The point with this KOL is that p53 is already screened for in some cancers so this new drug can just piggyback on the back of that pre-existing setup. Since THTX are breaking new ground with Sortilin then they'll have to do the work to get testing up and running (if necessary).
Wino115 wrote: Since I may have been wrong, here's what the KOL said. She may have been talking about two different tests - one genetic and one a "molecular signature". Sorry to have misquoted her.
Q:
The fact that we've got this kind of maintenance I think in ovarian, does that make it easy for physicians to kind of transition and create this essentially new paradigm for treatment or? A:
Yes, because in fact ever since we started looking at the genetics of these cancers and as you know many of these tumors are going to be associated with the Lynch 2 mutation, which places patients at risk of having other cancers including ovarian and colon cancer, it is, at least in the United States, pretty standard practice that the tumors are interrogated once you remove them in surgery or you get a biopsy to initiate treatment. We do molecular signature to look for PD1 mutations for example that would make patients eligible for drug like Keytruda or pembrolizumab. We look for different targets that are now approved by the FDA to treat these cancers.
So, both centers in the US will also offer you P53 analysis. The fact that the subset of patients in this study here that seems to be the best aid by these drugs are the ones that have wild type P53 tumors opens the doors to most of our patients.

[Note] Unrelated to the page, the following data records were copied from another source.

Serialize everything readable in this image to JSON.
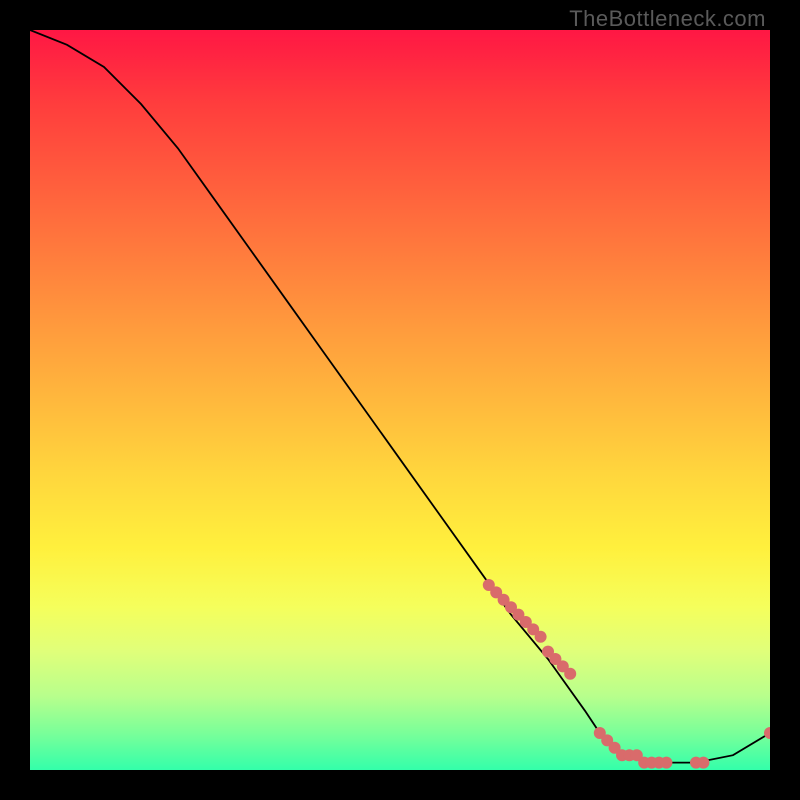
{
  "watermark": "TheBottleneck.com",
  "chart_data": {
    "type": "line",
    "title": "",
    "xlabel": "",
    "ylabel": "",
    "xlim": [
      0,
      100
    ],
    "ylim": [
      0,
      100
    ],
    "series": [
      {
        "name": "bottleneck-curve",
        "x": [
          0,
          5,
          10,
          15,
          20,
          25,
          30,
          35,
          40,
          45,
          50,
          55,
          60,
          65,
          70,
          75,
          77,
          80,
          85,
          90,
          95,
          100
        ],
        "values": [
          100,
          98,
          95,
          90,
          84,
          77,
          70,
          63,
          56,
          49,
          42,
          35,
          28,
          21,
          15,
          8,
          5,
          2,
          1,
          1,
          2,
          5
        ]
      }
    ],
    "scatter_points": {
      "name": "gpu-marks",
      "color": "#d96b6b",
      "x": [
        62,
        63,
        64,
        65,
        66,
        67,
        68,
        69,
        70,
        71,
        72,
        73,
        77,
        78,
        79,
        80,
        81,
        82,
        83,
        84,
        85,
        86,
        90,
        91,
        100
      ],
      "values": [
        25,
        24,
        23,
        22,
        21,
        20,
        19,
        18,
        16,
        15,
        14,
        13,
        5,
        4,
        3,
        2,
        2,
        2,
        1,
        1,
        1,
        1,
        1,
        1,
        5
      ]
    }
  }
}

jfm1330 wrote: These genetic test look for mutations related to cancer, they cannot tell you the expression level of a normal protein like sortilin. What they can do, in some cases, is to avoid a given chemotherapy drug, or chose one that will work. Here in Quebec it is available for free for pediatric cancers. Maybe some adults can also have it for free. But you can pay to have it from a private company, but you also need a biopsy. To me the best way to do a personalized treatment with TH19P01 based PDC would be to develop an imaging PDC for PET scans which would be TH19P01-DOTA-Ga68. I know I said it many times here, but it seems so obvious. It does not only allow to see if sortilin is overxpressed.It allows to see the PDC binding with the tumors and also distribution in other organs. If they achieve proof of concept, they need to develop that. It would be easy and quick. They have all the building blocks, and Gallium 68 has a track record of use in humans. So its toxicity is well known, and with the newest PET scanners, the needed injected dose to get good images is much lower than before.
Wino115 wrote:
By the way, in the KOL transcript for the Ovarian Endo talk I posted about, the doctor said that it's now pretty standard at Mass General that they run a tumor sample genetic test and know all the various genetic expression levels prior to talking about any treatment options. She made it sound like that was more or less standard now at any cancer oriented hospital setting. I may be wrong, but wouldn't that be where you'd find Sort1 levels too, as opposed to staining?